YouTuber 36AM3B has lots of cool deployable-structure models in his channel, including an expanding frame (visible to the rear in this video) made from 5 of the 6-bar linkages shown here. I got interested in Bricard linkages because of this recent model from Thingiverse user raju, which purports also to be a 6-bar Bricard linkage but looks, to me, an awful like what I’ve always called a kaleidocycle or flexahedron. And I don’t really know enough about any of them to understand the fine distinctions. Can somebody help me out?

2 Responses to Paper model of expanding 6-bar Bricard linkage

  1. urbazewski on said:

    The thing at thingiverse is a kaleidocycle, as described in a called _M. C. Escher Kaleidocycles_ by mathematician Doris Schattschneider and designer Wallace Walker (originally published in 1977, but still available). Kaleidocycles are linked rings of tetrahedra that can be turned “inside out” endlessly.

    The best theoretical explanation of kaleidocycles is at http://www.kaleidocycles.de/

    If you want to make a kaleidocycle we have a website that lets you upload 4 photos and maps them onto a kaleidocycle pattern. http://foldplay.com

    Flexagons are flat models, some of which can be turned inside out endlessly. Others can be folded and unfolded to reveal hidden faces, but have backwards-forwards motion. Martin Gardner wrote about them, and I think I saw the square one on the back of a cereal box a while ago.

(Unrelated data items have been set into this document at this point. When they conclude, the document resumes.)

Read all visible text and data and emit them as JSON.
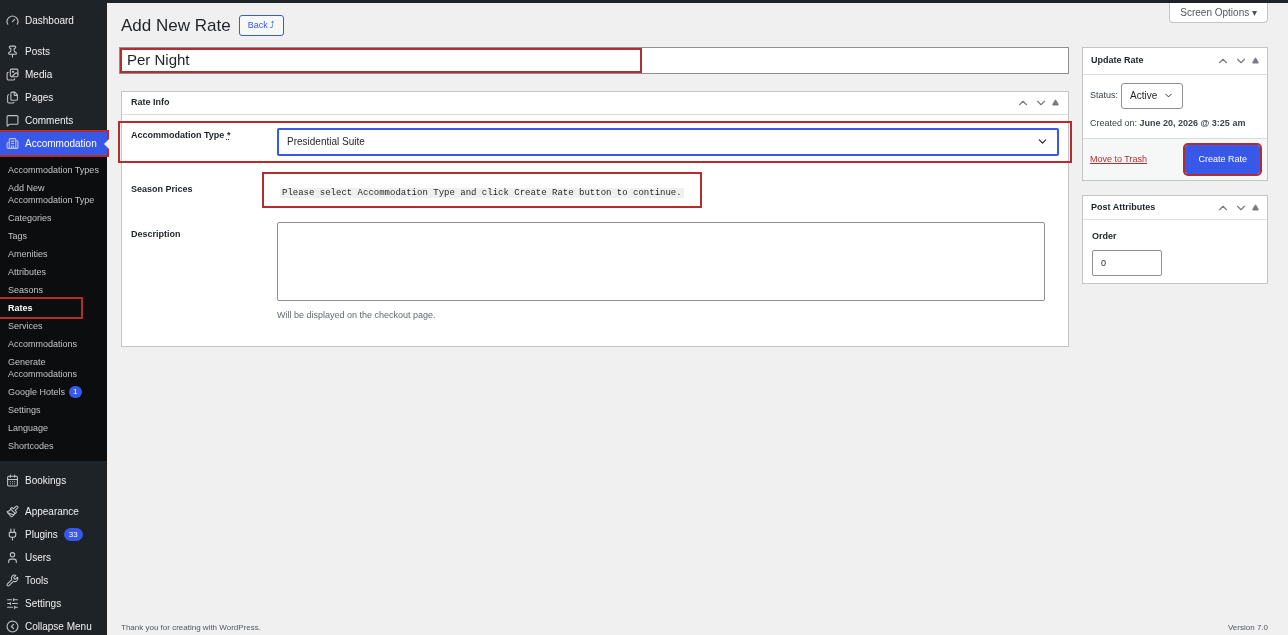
{
  "sidebar": {
    "items": [
      {
        "label": "Dashboard",
        "selected": false,
        "highlighted": false
      },
      {
        "label": "Posts",
        "selected": false,
        "highlighted": false
      },
      {
        "label": "Media",
        "selected": false,
        "highlighted": false
      },
      {
        "label": "Pages",
        "selected": false,
        "highlighted": false
      },
      {
        "label": "Comments",
        "selected": false,
        "highlighted": false
      },
      {
        "label": "Accommodation",
        "selected": true,
        "highlighted": true,
        "children": [
          {
            "label": "Accommodation Types",
            "selected": false,
            "highlighted": false
          },
          {
            "label": "Add New Accommodation Type",
            "selected": false,
            "highlighted": false
          },
          {
            "label": "Categories",
            "selected": false,
            "highlighted": false
          },
          {
            "label": "Tags",
            "selected": false,
            "highlighted": false
          },
          {
            "label": "Amenities",
            "selected": false,
            "highlighted": false
          },
          {
            "label": "Attributes",
            "selected": false,
            "highlighted": false
          },
          {
            "label": "Seasons",
            "selected": false,
            "highlighted": false
          },
          {
            "label": "Rates",
            "selected": true,
            "highlighted": true
          },
          {
            "label": "Services",
            "selected": false,
            "highlighted": false
          },
          {
            "label": "Accommodations",
            "selected": false,
            "highlighted": false
          },
          {
            "label": "Generate Accommodations",
            "selected": false,
            "highlighted": false
          },
          {
            "label": "Google Hotels",
            "badge": "1",
            "selected": false,
            "highlighted": false
          },
          {
            "label": "Settings",
            "selected": false,
            "highlighted": false
          },
          {
            "label": "Language",
            "selected": false,
            "highlighted": false
          },
          {
            "label": "Shortcodes",
            "selected": false,
            "highlighted": false
          }
        ]
      },
      {
        "label": "Bookings",
        "selected": false,
        "highlighted": false
      },
      {
        "label": "Appearance",
        "selected": false,
        "highlighted": false
      },
      {
        "label": "Plugins",
        "badge": "33",
        "selected": false,
        "highlighted": false
      },
      {
        "label": "Users",
        "selected": false,
        "highlighted": false
      },
      {
        "label": "Tools",
        "selected": false,
        "highlighted": false
      },
      {
        "label": "Settings",
        "selected": false,
        "highlighted": false
      },
      {
        "label": "Collapse Menu",
        "selected": false,
        "highlighted": false
      }
    ]
  },
  "header": {
    "title": "Add New Rate",
    "back_button": "Back ⤴",
    "screen_options": "Screen Options ▾"
  },
  "title_field": {
    "value": "Per Night",
    "highlighted": true
  },
  "rate_info": {
    "title": "Rate Info",
    "accommodation_type": {
      "label": "Accommodation Type",
      "required_mark": "*",
      "value": "Presidential Suite",
      "highlighted": true
    },
    "season_prices": {
      "label": "Season Prices",
      "notice": "Please select Accommodation Type and click Create Rate button to continue.",
      "highlighted": true
    },
    "description": {
      "label": "Description",
      "hint": "Will be displayed on the checkout page."
    }
  },
  "update_rate": {
    "title": "Update Rate",
    "status_label": "Status:",
    "status_value": "Active",
    "created_label": "Created on:",
    "created_value": "June 20, 2026 @ 3:25 am",
    "trash_link": "Move to Trash",
    "create_button": "Create Rate",
    "create_highlighted": true
  },
  "post_attributes": {
    "title": "Post Attributes",
    "order_label": "Order",
    "order_value": "0"
  },
  "footer": {
    "thanks": "Thank you for creating with WordPress.",
    "version": "Version 7.0"
  }
}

    http://en.wikipedia.org/wiki/Flexagon

  2. Sean Michael Ragan on said:

    Thank you very much! I spent a lot of time yesterday trying to read about Bricard linkages on the web but couldn’t find much information, and I thought maybe the kaleidocycle was somehow a special case of the Bricard linkage, but the model in the video doesn’t “endlessly” rotate. It’s got clear endpoint configurations.